A gente escreve não porque sabe o que vai sair, mas porque algo insiste em querer sair, mesmo que sem forma, sem começo, sem fim.
E tem aquele momento precioso – raro, mas real – em que o texto começa a escrever a gente. Quando você percebe que não tá mais empurando palavras, mas sendo puxada por elas.
É vertigem boa.
Quase amor.
Mas, na maior parte do tempo, escrever é ficar. Ficar quando a ideia não vem. Ficar quando vem só o clichê. Ficar mesmo sem entender o porquê. Porque tem alguma coisa em nós que só se revela no ato de permanecer.
Escrever é um jeito de lembrar quem a gente é quando o mundo tenta nos esquecer. E também um jeito de esquecer, temporariamente, esse eu que se repete demais. A página em branco não é spo uma tela – é um espelho. Mas também é um oráculo que pergunta: “e se você não fosse exatamente quem pensa que é?”
O processo criativo, esse bicho arisco, não começa quando a gente senta pra escrever.
Começa antes.
No ônibus, na fila do mercado, no cheiro da cebola dourando, no silêncio entre duas mensagens não respondias.
A escrita fermenta.
A gente é que não tem paciência de esperar o tempo da levedura. Queremos o pão pronto, quente, perfumado. Mas o processo exige silêncio, bolhas de ar, descanso.
E quando chega a hora de sentar pra escrever – ah, aí é onde tudo se embaralha. Porque o que tava tão claro na cabeça escapa pelos dedos. O texto não nasceu igual ao pensamento. Ele vem deformado, gaguejando, suado. É frustrante. Mas também é honesto.

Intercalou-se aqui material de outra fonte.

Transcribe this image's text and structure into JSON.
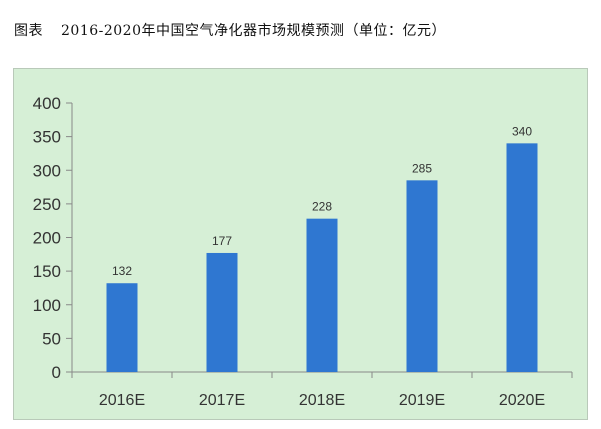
{
  "chart_data": {
    "type": "bar",
    "title_prefix": "图表",
    "title": "2016-2020年中国空气净化器市场规模预测（单位：亿元）",
    "categories": [
      "2016E",
      "2017E",
      "2018E",
      "2019E",
      "2020E"
    ],
    "values": [
      132,
      177,
      228,
      285,
      340
    ],
    "ylim": [
      0,
      400
    ],
    "y_ticks": [
      0,
      50,
      100,
      150,
      200,
      250,
      300,
      350,
      400
    ],
    "grid": false,
    "legend": "none",
    "colors": {
      "bar": "#2f77d1",
      "background": "#d6efd6",
      "axis": "#888888"
    }
  }
}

Porque ali a gente se depara com o limite do que consegue dizer. E às vezes, nesse limite, acontece mágica. Um tropeço vira verso. Uma pausa vira ritmo. Uma dúvida vira tema.

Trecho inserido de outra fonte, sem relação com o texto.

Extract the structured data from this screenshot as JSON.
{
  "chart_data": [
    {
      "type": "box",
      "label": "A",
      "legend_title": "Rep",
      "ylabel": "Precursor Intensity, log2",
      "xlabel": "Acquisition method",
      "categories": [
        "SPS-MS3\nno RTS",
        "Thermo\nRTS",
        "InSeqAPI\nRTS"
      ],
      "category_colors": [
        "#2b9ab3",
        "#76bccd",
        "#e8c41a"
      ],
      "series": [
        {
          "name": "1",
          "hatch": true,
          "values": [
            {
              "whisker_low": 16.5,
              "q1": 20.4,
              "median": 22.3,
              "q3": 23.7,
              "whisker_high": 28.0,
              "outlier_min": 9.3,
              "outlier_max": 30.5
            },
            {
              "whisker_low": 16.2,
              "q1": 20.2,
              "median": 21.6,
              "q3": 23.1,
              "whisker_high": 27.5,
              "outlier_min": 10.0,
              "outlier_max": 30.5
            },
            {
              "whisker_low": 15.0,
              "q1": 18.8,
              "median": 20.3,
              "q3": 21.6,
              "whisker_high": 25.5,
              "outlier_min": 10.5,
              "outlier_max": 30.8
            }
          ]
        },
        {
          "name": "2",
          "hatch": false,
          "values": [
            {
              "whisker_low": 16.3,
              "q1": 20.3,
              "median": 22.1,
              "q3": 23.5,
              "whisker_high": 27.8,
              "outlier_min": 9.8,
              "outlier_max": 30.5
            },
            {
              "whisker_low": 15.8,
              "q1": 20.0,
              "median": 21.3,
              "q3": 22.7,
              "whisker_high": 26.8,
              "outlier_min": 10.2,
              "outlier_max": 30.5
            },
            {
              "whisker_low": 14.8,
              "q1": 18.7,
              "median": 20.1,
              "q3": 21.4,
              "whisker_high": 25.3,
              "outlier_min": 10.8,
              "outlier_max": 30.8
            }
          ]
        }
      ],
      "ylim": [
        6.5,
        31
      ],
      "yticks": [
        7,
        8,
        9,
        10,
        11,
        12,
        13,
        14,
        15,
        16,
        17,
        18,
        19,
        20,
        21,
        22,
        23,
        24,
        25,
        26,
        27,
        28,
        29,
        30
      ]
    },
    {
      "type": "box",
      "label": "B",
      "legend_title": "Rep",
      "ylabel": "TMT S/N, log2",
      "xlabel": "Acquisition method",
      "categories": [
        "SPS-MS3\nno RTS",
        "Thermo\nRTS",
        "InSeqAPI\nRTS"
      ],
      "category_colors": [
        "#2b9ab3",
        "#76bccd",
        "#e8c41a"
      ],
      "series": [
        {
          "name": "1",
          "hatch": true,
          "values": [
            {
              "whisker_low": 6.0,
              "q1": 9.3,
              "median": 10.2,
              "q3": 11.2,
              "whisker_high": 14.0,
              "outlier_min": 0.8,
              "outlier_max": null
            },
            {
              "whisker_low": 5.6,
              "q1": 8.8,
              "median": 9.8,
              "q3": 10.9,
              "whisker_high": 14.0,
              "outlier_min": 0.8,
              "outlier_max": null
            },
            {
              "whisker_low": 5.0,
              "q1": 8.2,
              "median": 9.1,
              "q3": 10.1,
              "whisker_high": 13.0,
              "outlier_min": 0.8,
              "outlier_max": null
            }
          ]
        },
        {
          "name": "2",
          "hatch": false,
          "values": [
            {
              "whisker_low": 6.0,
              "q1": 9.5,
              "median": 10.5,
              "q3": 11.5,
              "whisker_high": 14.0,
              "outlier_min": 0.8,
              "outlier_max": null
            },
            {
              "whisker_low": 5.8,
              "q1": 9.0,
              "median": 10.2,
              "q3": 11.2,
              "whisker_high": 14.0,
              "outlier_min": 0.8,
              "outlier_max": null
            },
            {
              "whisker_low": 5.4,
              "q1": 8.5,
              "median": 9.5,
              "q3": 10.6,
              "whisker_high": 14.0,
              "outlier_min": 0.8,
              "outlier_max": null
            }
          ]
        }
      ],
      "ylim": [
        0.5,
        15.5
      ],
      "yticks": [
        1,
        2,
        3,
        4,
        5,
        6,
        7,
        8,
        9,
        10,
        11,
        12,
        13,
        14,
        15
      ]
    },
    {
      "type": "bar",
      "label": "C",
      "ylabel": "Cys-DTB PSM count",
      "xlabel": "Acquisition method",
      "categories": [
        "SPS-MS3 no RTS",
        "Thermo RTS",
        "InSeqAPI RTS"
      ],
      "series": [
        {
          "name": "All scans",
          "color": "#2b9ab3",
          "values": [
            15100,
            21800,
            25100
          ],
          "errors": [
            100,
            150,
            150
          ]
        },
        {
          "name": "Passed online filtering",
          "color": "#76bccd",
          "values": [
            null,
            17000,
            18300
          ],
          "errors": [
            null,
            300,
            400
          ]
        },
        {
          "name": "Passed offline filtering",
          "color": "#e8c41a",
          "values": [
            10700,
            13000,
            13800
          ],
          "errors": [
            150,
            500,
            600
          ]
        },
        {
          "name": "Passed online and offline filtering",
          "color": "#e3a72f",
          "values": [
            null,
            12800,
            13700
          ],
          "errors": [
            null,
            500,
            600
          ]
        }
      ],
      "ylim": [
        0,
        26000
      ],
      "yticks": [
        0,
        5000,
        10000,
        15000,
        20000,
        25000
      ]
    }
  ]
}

Escrever não é sobre controlar.
É sobre permitir.
O controle paralisa.
A permissão escancara.
Quando a gente larga a necessidade de ser genial, bonito, coeso – o texto respira. E talvez esse seja o maior segrego do processo criativo: aprender a respirar junto com o que está nascendo, mesmo que doa, mesmo que pareça ridículo. Porque no fundo, escrever é isso: conversar com o invisível. E ter coragem de ouvir a resposta.
E tem mais uma coisa.
A gente acha que escrever é sobre saber. Saber o que dizer, como dizer, pra quem dizer. Mas não é. Escrever é sobre perguntar. Sobre tropeçar no próprio pensamento e deixar isso aparecer no papel. É sobre não saber e, mesmo assim, continuar.
Tem dias em que escrever é só isso: um ato de resistência contra o ruído do mundo. Enquanto tudo grita pra que a gente seja produtivo, certeiro, publicável — a escrita sussurra: “só me escuta”. Nem tudo que nasce da escrita precisa virar algo. Às vezes o que nasce é só você, mais inteira. Ou mais bagunçada, mas de um jeito verdadeiro.

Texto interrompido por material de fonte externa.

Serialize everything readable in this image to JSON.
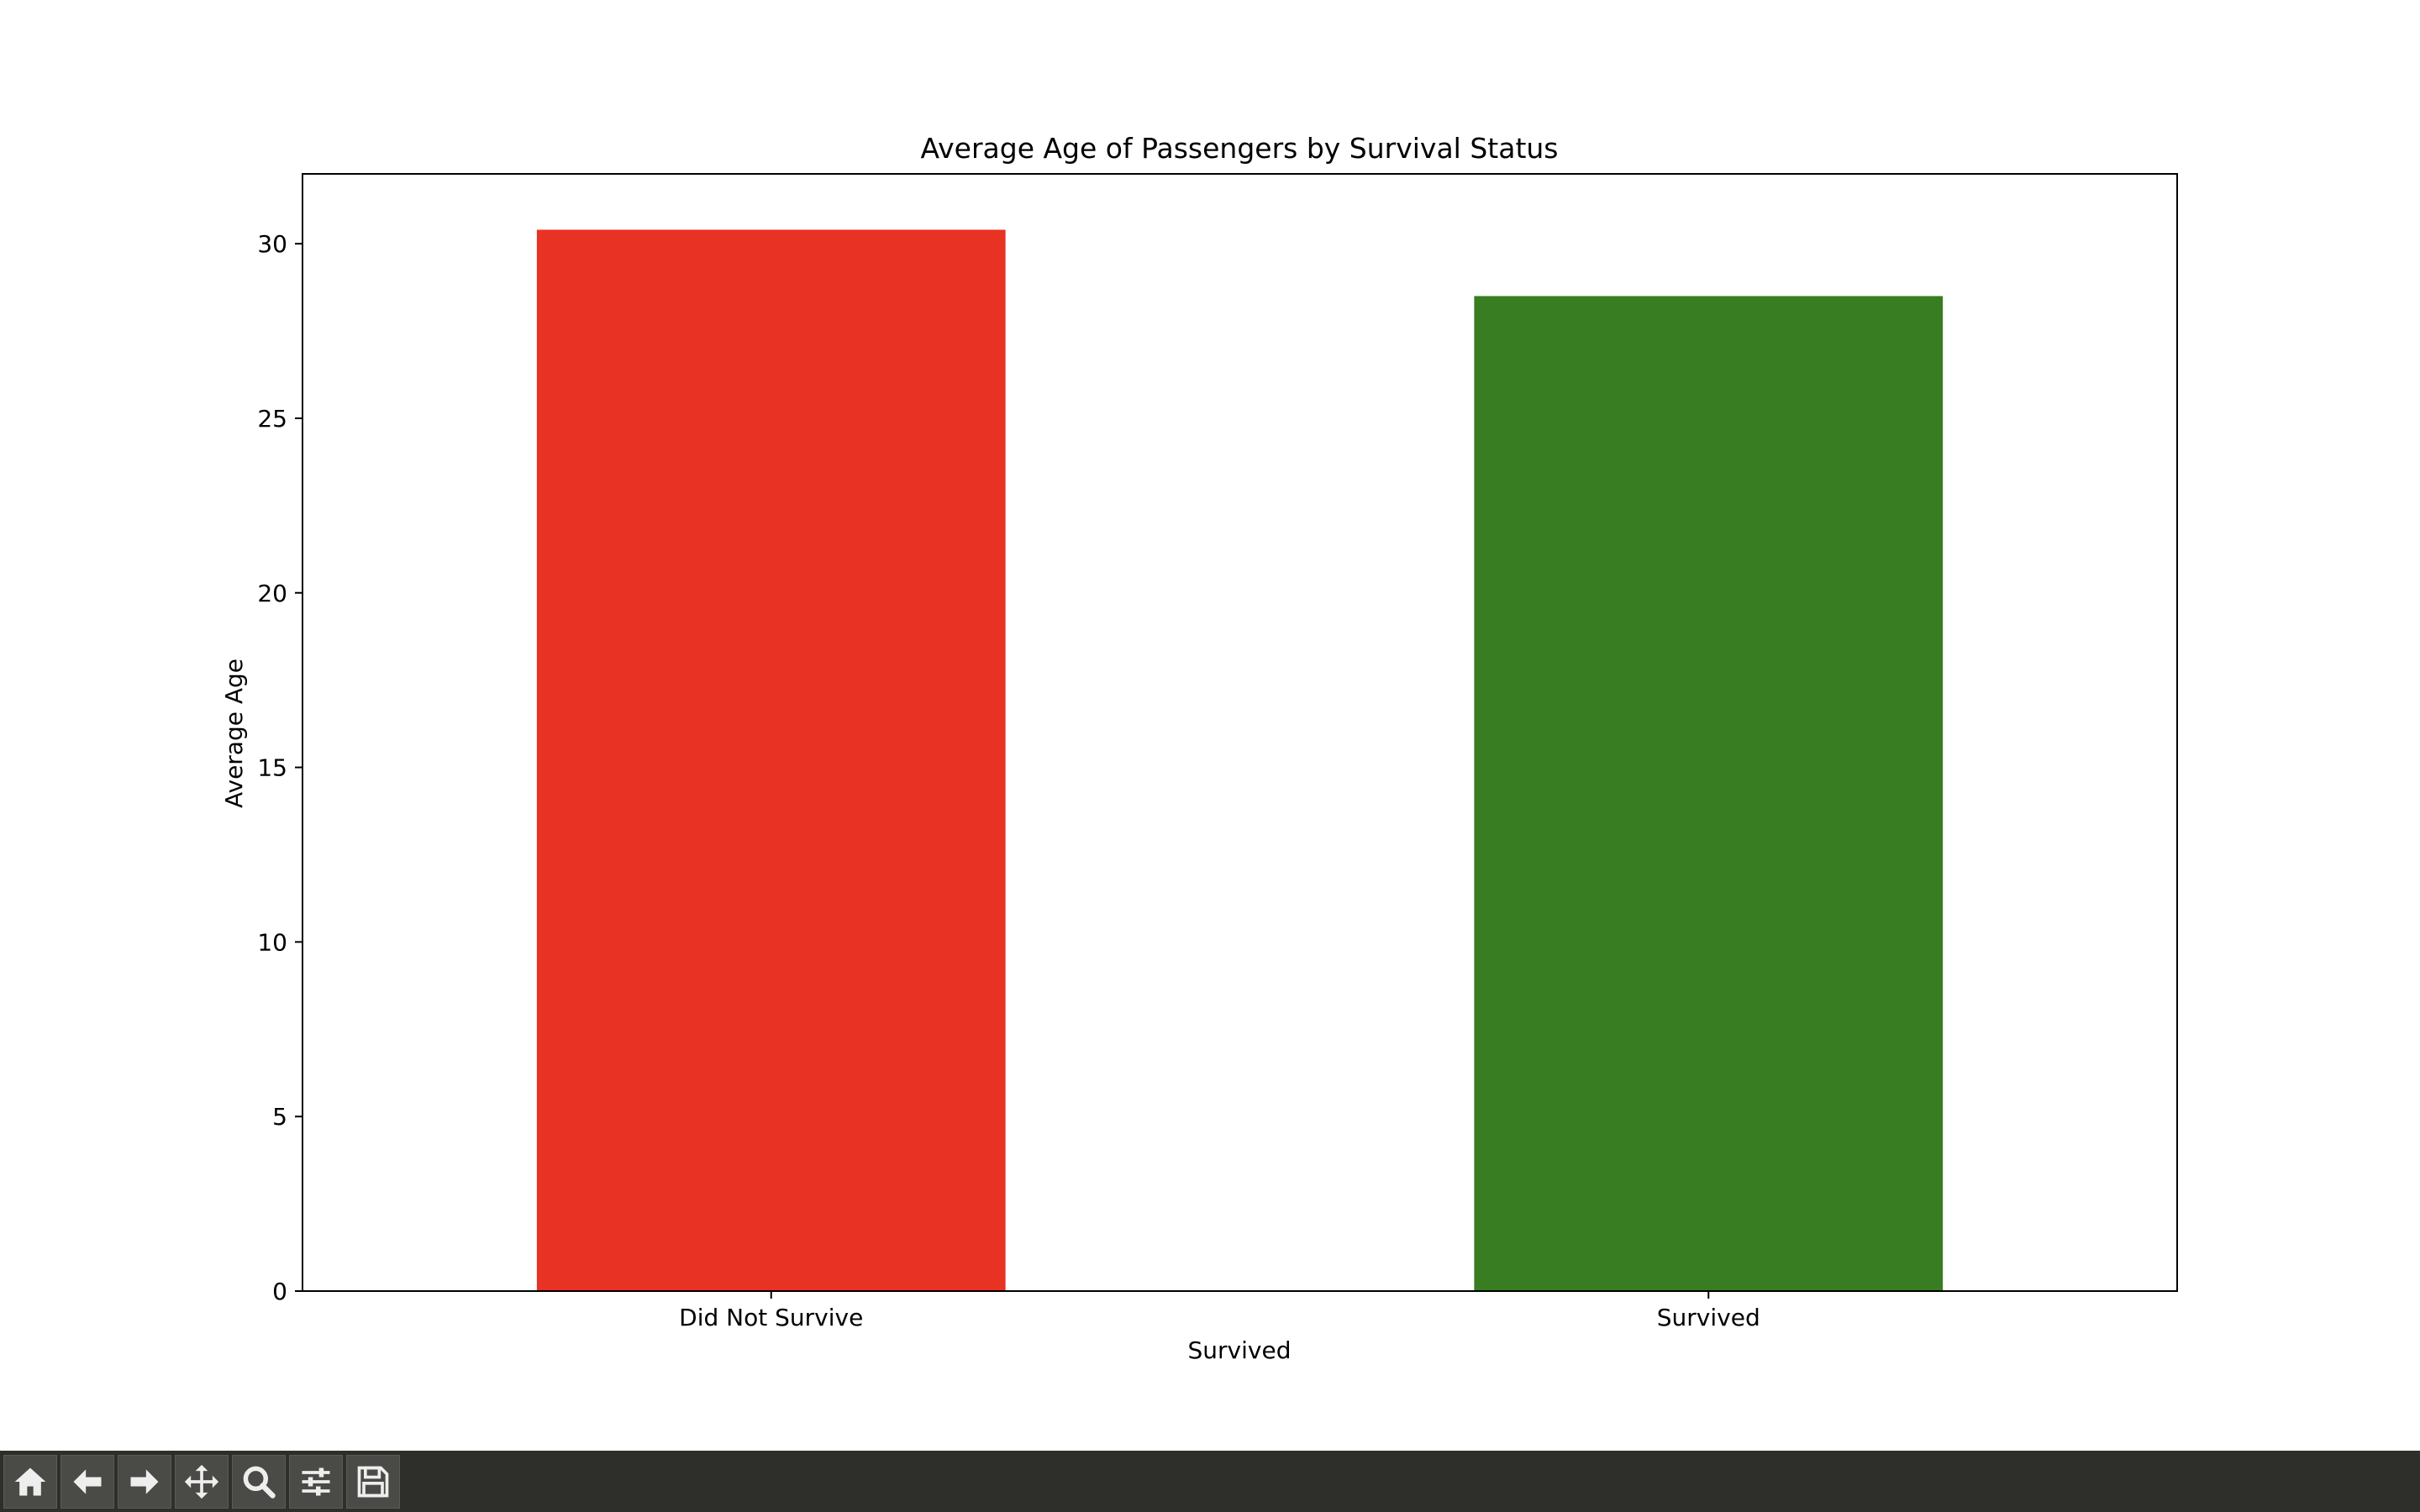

A escrita, quando é viva, não serve a um fim. Ela pulsa porque precisa. Ela acontece porque há um excesso. Um transbordo. Uma inquietação que não cabe em mais lugar nenhum. E quando a gente escuta esse chamado e se permite sentar, mesmo sem rumo, mesmo sem fé… alguma coisa se move.
Mesmo que não seja bonito. Mesmo que não seja útil. Mesmo que ninguém leia.
Principalmente se ninguém ler. Porque há algo sagrado em escrever só por escrever. Em confiar que o gesto, por si só, já é transformação.
Então se você tá aí agora, lendo isso, talvez seja hora de escutar a pergunta que te visita quando tudo silencia: “o que em mim ainda não foi dito?”
Não precisa ter resposta. Só escuta.
A página espera.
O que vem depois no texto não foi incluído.